Correio Braziliense / Estado de Minas
Desacreditar urnas e
tumultuar processo eleitoral serão indicadores que o presidente da República
não aceitará uma eventual derrota eleitoral, como Donald Trump nos EUA
Não estou entre os que acreditam que a
alternativa golpista, para o presidente Jair Bolsonaro, se esgotou em 7 de
setembro do ano passado, quando mobilizou todas as suas forças contra a urna
eletrônica e confrontou o Supremo Tribunal Federal (STF), que viria a ser
cercado por caminhoneiros. No dia seguinte, com as estradas bloqueadas e os
caminhões na Esplanada, o presidente da República deu um cavalo de pau e mandou
uma carta ao ministro do STF Alexandre de Moraes com juras à democracia, numa
espécie de pedido de desculpas pelos ataques que havia feito ao ministro e
outros integrantes da Corte, principalmente durante manifestação de seus
partidários na Avenida Paulista, à qual compareceu. Naquela ocasião, a
narrativa golpista havia atingido o seu clímax.
Há muitas versões sobre o que aconteceu
naqueles dois dias, principalmente sobre as conversas entre Bolsonaro e o
ex-presidente Michel Temer, que redigiu a carta, e o ministro do Supremo
Tribunal Federal (STF) Alexandre de Moraes, relator do inquérito das fake news,
que segura a espada de Dâmocles sobre a cabeça dos bolsonaristas radicais
envolvidos em ações contra a Corte.
Uma das versões é a de que o presidente do Supremo, ministro Luiz Fux, havia ameaçado solicitar ao Exército uma operação de Garantia da Lei e da Ordem (GLO) em defesa do STF, o que teria consequências posteriores, pois isso, obviamente, caracterizaria ato de sedição liderado pelo próprio presidente Bolsonaro.

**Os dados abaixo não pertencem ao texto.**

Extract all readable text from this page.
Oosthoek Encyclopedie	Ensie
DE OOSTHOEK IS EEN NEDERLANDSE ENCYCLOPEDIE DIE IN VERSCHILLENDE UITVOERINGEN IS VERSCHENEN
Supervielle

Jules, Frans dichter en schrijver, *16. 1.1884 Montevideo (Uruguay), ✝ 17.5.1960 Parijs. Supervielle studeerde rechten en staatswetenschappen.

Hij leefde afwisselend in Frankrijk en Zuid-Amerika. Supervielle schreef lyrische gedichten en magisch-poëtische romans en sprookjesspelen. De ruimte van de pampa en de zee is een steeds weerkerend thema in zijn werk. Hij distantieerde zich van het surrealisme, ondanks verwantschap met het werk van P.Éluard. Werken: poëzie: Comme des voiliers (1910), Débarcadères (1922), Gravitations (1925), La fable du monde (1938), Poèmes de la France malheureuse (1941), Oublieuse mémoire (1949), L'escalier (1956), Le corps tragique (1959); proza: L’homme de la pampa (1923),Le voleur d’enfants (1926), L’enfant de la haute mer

Sabemos que o Comando Militar do Planalto
estava de prontidão, com oito mil homens mobilizados para intervir, caso fosse
preciso. Seu estado-maior monitorava não somente a manifestação, como a própria
atuação da Polícia Militar do Distrito Federal, que, no primeiro momento, havia
permitido que os manifestantes rompessem a barreira instalada no Eixo
Monumental e avançassem pela Esplanada dos Ministérios, em direção à Praça dos
Três Poderes.
Por vários meios e interlocutores, na semana anterior, oficiais de alta patente
fizeram chegar às redações o recado de que não havia a menor possibilidade de
envolvimento das Forças Armadas em qualquer tentativa de golpe de estado. A
narrativa era de que os comandantes militares cumpririam com seus deveres
constitucionais e que a democracia brasileira tem instituições fortes e
consolidadas.
Havia um esforço para desfazer a péssima
impressão deixada pelo desfile de carros blindados e anfíbios da Marinha na
Esplanada, em 10 de agosto, um espetáculo que revelou o sucateamento dos
equipamentos do seu Corpo de Fuzileiros Navais e acabou ridicularizado.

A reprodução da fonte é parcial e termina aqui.